Mais problemático que o rememorar é o ter que retornar ao lugar de origem. (E é do universo da sua cidade natal, Cataguases, que Cagiano recolhe parte dos seus personagens.) Então, alguns desses personagens, tendo que retornar a esse ambiente interiorano, deixam transparecer o quanto estão distantes, cindidos, e o seu olhar será sempre crítico, impiedoso, impossibilitando o reencontro efetivo e afetivo com o passado. É o caso do personagem do conto "Horizonte de espantos": "Vim para ver Cassilda pela última vez e voltar às origens, mas longe daqui, desta cidade espremida entre o rio e a montanha, entre a mediocridade e a alienação, que me matou e me levou pra bem distante. Estou sozinho nesta cidade de vivos-mortos..." Ruas, praças, casas e rios de Santa Rita ( ou Cataguases?) compõem o cenário de alguns contos dessa antologia, como é caso de "Encontros", "Pavlov", "Dies irae", "No último natal do milêncio" etc. - o rio Pomba, recentemente poluído pela lama tóxica de uma indústria, também está lá. O espaço urbano do Distrito Federal, - Brasília e cidades satélites - aparece também com bastante freqüência. Cagiano conhece muito bem esse cenário, pois tem transitado por ele durante boa parte da sua vida, daí a precisão com que situa cada cena, com que movimenta os personagens. Numa viagem de metrô, do Plano Piloto até Ceilândia, temos uma visão estilhaçada desse espaço, onde personagens do povo entram e saem com suas vidas marcadas por dificuldades cotidianas e lampejos de esperança. Neste conto, talvez o mais ousado do ponto de vista da composição, o autor usa o recurso da colagem (notícias de jornais, citações da Bíblia, trechos de diários etc.) para nos dar uma visão bem plural da realidade no interior do metrô.

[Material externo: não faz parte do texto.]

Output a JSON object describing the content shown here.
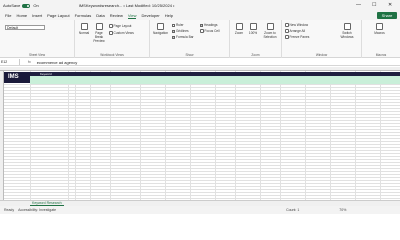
{
  "titlebar": {
    "autosave_label": "AutoSave",
    "autosave_state": "On",
    "filename": "IMSKeywordsresearch... • Last Modified: 10/25/2024 •",
    "minimize": "—",
    "maximize": "☐",
    "close": "✕"
  },
  "menu": {
    "items": [
      "File",
      "Home",
      "Insert",
      "Page Layout",
      "Formulas",
      "Data",
      "Review",
      "View",
      "Developer",
      "Help"
    ],
    "active": "View",
    "share_label": "Share"
  },
  "ribbon": {
    "sheet_view": {
      "dropdown": "Default",
      "group_label": "Sheet View"
    },
    "workbook_views": {
      "normal": "Normal",
      "page_break": "Page Break Preview",
      "page_layout": "Page Layout",
      "custom_views": "Custom Views",
      "group_label": "Workbook Views"
    },
    "show": {
      "navigation": "Navigation",
      "ruler": "Ruler",
      "gridlines": "Gridlines",
      "formula_bar": "Formula Bar",
      "headings": "Headings",
      "focus_cell": "Focus Cell",
      "group_label": "Show"
    },
    "zoom": {
      "zoom": "Zoom",
      "hundred": "100%",
      "zoom_selection": "Zoom to Selection",
      "group_label": "Zoom"
    },
    "window": {
      "new_window": "New Window",
      "arrange_all": "Arrange All",
      "freeze_panes": "Freeze Panes",
      "switch_windows": "Switch Windows",
      "group_label": "Window"
    },
    "macros": {
      "label": "Macros",
      "group_label": "Macros"
    }
  },
  "formula_bar": {
    "cell": "E12",
    "fx": "fx",
    "value": "ecommerce ad agency"
  },
  "sheet": {
    "logo_text": "IMS",
    "header_cell": "Keyword"
  },
  "sheet_tabs": [
    "Keyword Research"
  ],
  "statusbar": {
    "ready": "Ready",
    "accessibility": "Accessibility: Investigate",
    "count": "Count: 1",
    "zoom": "70%"
  },
  "colors": {
    "excel_green": "#1f7244",
    "dark_header": "#1f1f3f",
    "light_green": "#c9efd9"
  }
}
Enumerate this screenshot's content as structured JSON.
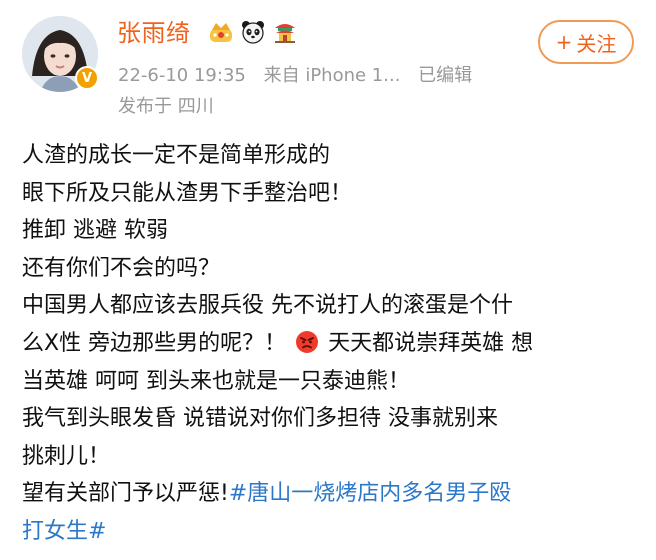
{
  "user": {
    "name": "张雨绮",
    "verified_badge": "V",
    "follow_button": {
      "plus": "+",
      "label": "关注"
    },
    "badges": [
      "crown-icon",
      "panda-icon",
      "pagoda-icon"
    ]
  },
  "meta": {
    "date": "22-6-10 19:35",
    "source": "来自 iPhone 1...",
    "edited": "已编辑",
    "location": "发布于 四川"
  },
  "post": {
    "line1": "人渣的成长一定不是简单形成的",
    "line2": "眼下所及只能从渣男下手整治吧！",
    "line3": "推卸 逃避 软弱",
    "line4": "还有你们不会的吗？",
    "line5": "中国男人都应该去服兵役 先不说打人的滚蛋是个什",
    "line6a": "么X性 旁边那些男的呢？！",
    "line6b": "天天都说崇拜英雄 想",
    "line7": "当英雄 呵呵 到头来也就是一只泰迪熊！",
    "line8": "我气到头眼发昏 说错说对你们多担待 没事就别来",
    "line9": "挑刺儿！",
    "line10_text": "望有关部门予以严惩!",
    "hashtag_part1": "#唐山一烧烤店内多名男子殴",
    "hashtag_part2": "打女生#"
  },
  "colors": {
    "username": "#f0631d",
    "meta": "#999999",
    "hashtag": "#2c78c8",
    "follow_border": "#f09a54",
    "verified": "#f2a200"
  }
}
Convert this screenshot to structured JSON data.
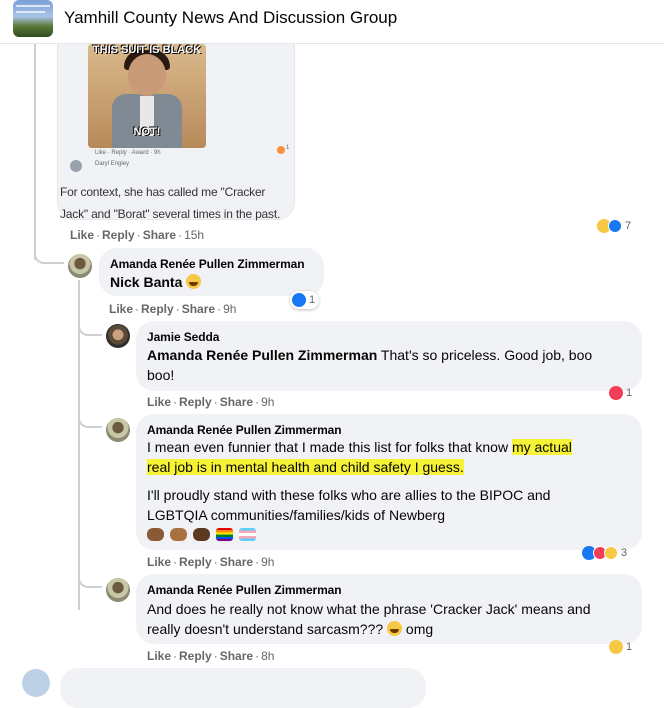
{
  "header": {
    "group_name": "Yamhill County News And Discussion Group"
  },
  "top_comment": {
    "meme_caption_top": "THIS SUIT IS BLACK",
    "meme_caption_bottom": "NOT!",
    "meme_meta": "Like · Reply · Award · 9h",
    "meme_author": "Daryl Engley",
    "meme_reaction_count": "1",
    "context_text": "For context, she has called me \"Cracker Jack\" and \"Borat\" several times in the past.",
    "actions": {
      "like": "Like",
      "reply": "Reply",
      "share": "Share",
      "time": "15h"
    },
    "reaction_count": "7"
  },
  "comments": [
    {
      "author": "Amanda Renée Pullen Zimmerman",
      "mention": "Nick Banta",
      "text": "",
      "actions": {
        "like": "Like",
        "reply": "Reply",
        "share": "Share",
        "time": "9h"
      },
      "reaction_count": "1"
    },
    {
      "author": "Jamie Sedda",
      "mention": "Amanda Renée Pullen Zimmerman",
      "text_line1": " That's so priceless. Good job, boo",
      "text_line2": "boo!",
      "actions": {
        "like": "Like",
        "reply": "Reply",
        "share": "Share",
        "time": "9h"
      },
      "reaction_count": "1"
    },
    {
      "author": "Amanda Renée Pullen Zimmerman",
      "text_plain_1": "I mean even funnier that I made this list for folks that know ",
      "text_hl_1": "my actual",
      "text_hl_2": "real job is in mental health and child safety I guess.",
      "paragraph2": "I'll proudly stand with these folks who are allies to the BIPOC and LGBTQIA communities/families/kids of Newberg",
      "actions": {
        "like": "Like",
        "reply": "Reply",
        "share": "Share",
        "time": "9h"
      },
      "reaction_count": "3"
    },
    {
      "author": "Amanda Renée Pullen Zimmerman",
      "text_line1": "And does he really not know what the phrase 'Cracker Jack' means and",
      "text_line2": "really doesn't understand sarcasm???",
      "text_tail": " omg",
      "actions": {
        "like": "Like",
        "reply": "Reply",
        "share": "Share",
        "time": "8h"
      },
      "reaction_count": "1"
    }
  ],
  "colors": {
    "bubble": "#f0f2f5",
    "highlight": "#f6f235",
    "like_blue": "#1877f2",
    "love_red": "#f33e58",
    "haha_yellow": "#f7c844"
  },
  "icons": [
    "group-avatar",
    "like-reaction-icon",
    "love-reaction-icon",
    "haha-reaction-icon",
    "laughing-emoji",
    "fist-emoji",
    "rainbow-flag-emoji",
    "transgender-flag-emoji"
  ]
}
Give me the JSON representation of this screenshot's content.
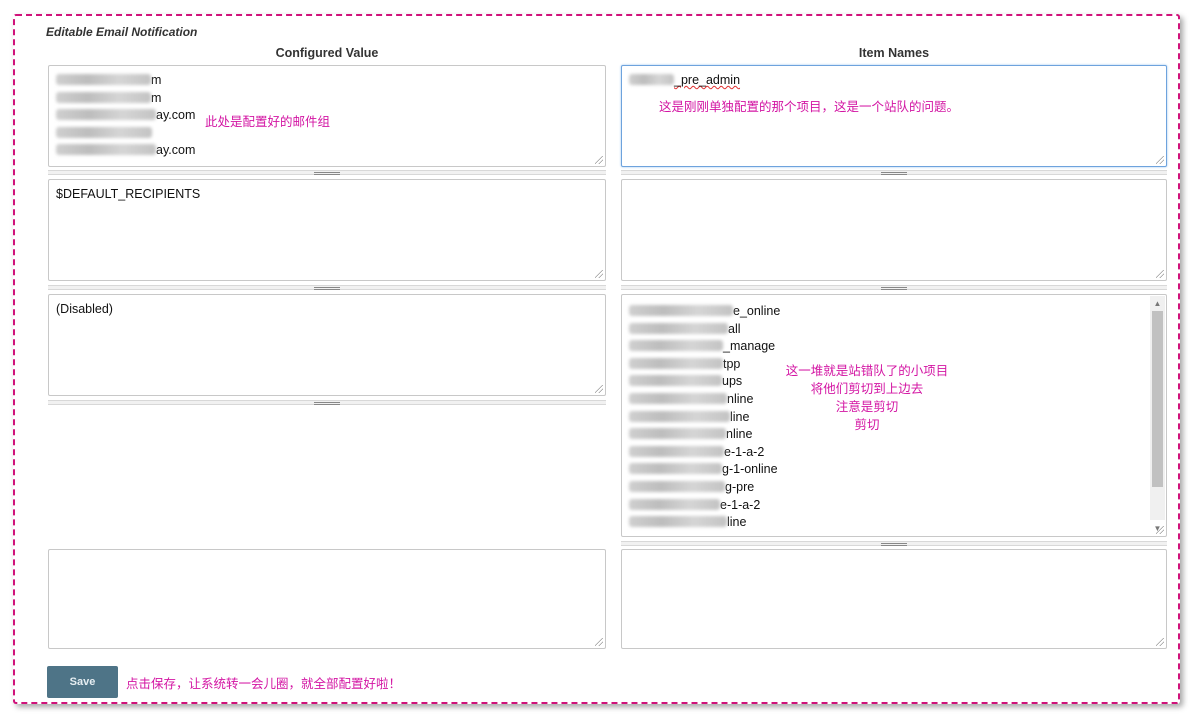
{
  "form_title": "Editable Email Notification",
  "headers": {
    "configured": "Configured Value",
    "items": "Item Names"
  },
  "row1": {
    "configured_lines": [
      "m",
      "m",
      "ay.com",
      "",
      "ay.com"
    ],
    "configured_annotation": "此处是配置好的邮件组",
    "item_text": "_pre_admin",
    "item_annotation": "这是刚刚单独配置的那个项目，这是一个站队的问题。"
  },
  "row2": {
    "configured_value": "$DEFAULT_RECIPIENTS",
    "item_text": ""
  },
  "row3": {
    "configured_value": "(Disabled)",
    "item_lines": [
      "e_online",
      "all",
      "_manage",
      "tpp",
      "ups",
      "nline",
      "line",
      "nline",
      "e-1-a-2",
      "g-1-online",
      "g-pre",
      "e-1-a-2",
      "line"
    ],
    "annotation_lines": [
      "这一堆就是站错队了的小项目",
      "将他们剪切到上边去",
      "注意是剪切",
      "剪切"
    ]
  },
  "row4": {
    "configured_value": "",
    "item_text": ""
  },
  "save": {
    "label": "Save",
    "annotation": "点击保存，让系统转一会儿圈，就全部配置好啦！"
  },
  "colors": {
    "annotation": "#d315a3",
    "frame_border": "#d0127a",
    "save_button": "#4e7487",
    "focus_border": "#6ea3dd"
  }
}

Esse universo perturbador (esta é a função da boa literatura: arrancar-nos do comodismo, da quietude estéril), sem espaço para frivolidades e maneirismos, é o que Cagiano oferece ao leitor, que emergirá, sem dúvida alguma, mais humanizado da leitura desse belo e trágico "dicionário de pequenas solidões".

Sobre o Autor

Geraldo Lima: Geraldo Lima nasceu em Planaltina (GO) em 1959 e vive em Sobradinho (DF). É professor de Língua Portuguesa e Literatura Brasileira. Já foi premiado em vários concursos literários. Publicou o livro de contos A noite dos vagalumes (Prêmio Bolsa Brasília de Produção Literária, FCDF, 1997) e o livro de literatura infantil Nuvem muda a todo instante (LGE Editora, 2004). Participou, em 2004, da Antologia do Conto Brasiliense (Projecto Editorial, org. por Ronaldo Cagiano). É autor das peças de teatro Error (encenada pela Oficina do Teatro de Periferia,1987) e Trinta gatos e um cão envenenado (inédita).